Back then, it was not just me who was fascinated by the idea. “Later, clients kept on asking about such an extractor system,” Willi Bruckbauer tells me. Albeit one that really functioned perfectly. But they simply didn’t exist back then.” Having completed his training as a master cabinetmaker just before the turn of the millennium, he founded a company that planned and built kitchens. Bruckbauer spotted the opportunity and started tinkering around. What he swiftly realized: If such a product was to be a success it had to be better than its predecessors. “Customers wanted a quieter product, one that was more effective and aesthetically pleasing,” is how he summarizes what drove him back then. “And with Bora that is what they then got.” In 2006, Bruckbauer developed the very first cooktop downdraft extractor ready for everyday use – and patented it. The following year he founded his own ventilation technology company.
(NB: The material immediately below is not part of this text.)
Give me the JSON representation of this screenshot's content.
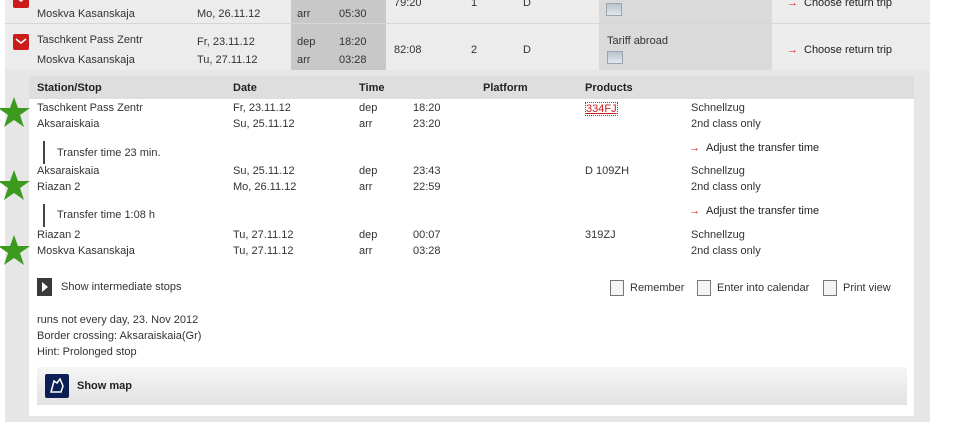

When a little while back I was faced with the task of renovating a holiday home for my family, I swiftly decided to install a stove with a cooktop downdraft extractor. We had decided to rip out most of the walls in the old building and integrate an open kitchen into the large new living and dining area. After all, I didn’t want to be standing alone in the kitchen while on holiday. Moreover, the alterations also meant I could gaze out over wonderful countryside while cooking, too.
At the 2017 Living Kitchen in Cologne I seized the opportunity to try out the main products on the market. For me, there was a hands-down winner: The “Bora Professional 2.0” offered me exactly what I needed: a well-calibrated system with a large cooktop and a built-in extractor that was simple to use and above all simple to clean. Now it is not just about the filter which is so easy to remove and rinse, but also the user controls that you can simply remove to clean, not to mention the corners of the Tepan cooking zones that are shaped such that they are clean again after just one wipe. And the controls are perfect. The hob’s cooking zones respond very sensitively to changes in temperature and retain the heat set with great precision. And the digital temperature display on the dials helps you make certain that stir-fried meat is done to a T.
For me as an architect, the design is also a key issue, specifically in the case of a product that seems destined for open kitchens. Willi Bruckbauer has from the very outset insisted that design is a crucial USP. In fact, he ignored the customary marketing strategies of the day. “The household appliance segment is very fusty when it comes to marketing,” he tells me. “We started with TV commercials no less than six years ago, because our appliances can be superbly explained visually. Only now are our rivals starting to follow suit.” You simply have to do things differently, or so Bruckbauer is firmly convinced. “And then you can be successful even in a seemingly saturated market and really kick life into it.” No easy task, as he readily admits. With many of the things he embarked on all he initially met was derision. “They didn’t smile down on me, they laughed in my face.” For example, with his commitment to a cycling team, which in retrospect has proved to have been a brilliant piece of marketing. Today, the “Bora - Hansgrohe” team is one of the most successful world-wide – one of the squad just became the first German ever to win the points jersey in the Giro d’Italia. And Bruckbauer likes to spend his free time in the saddle, too. In fact, the team and the company have long since become a unit. The weekly staff cook-out often takes its cue from the nutrition plans for the pro cyclists. And Willi Bruckbauer’s view of how his company is perceived has also changed through the sport: “Today I am convinced that Bora doesn’t need clients, Bora needs fans!” To my mind, he’s already won.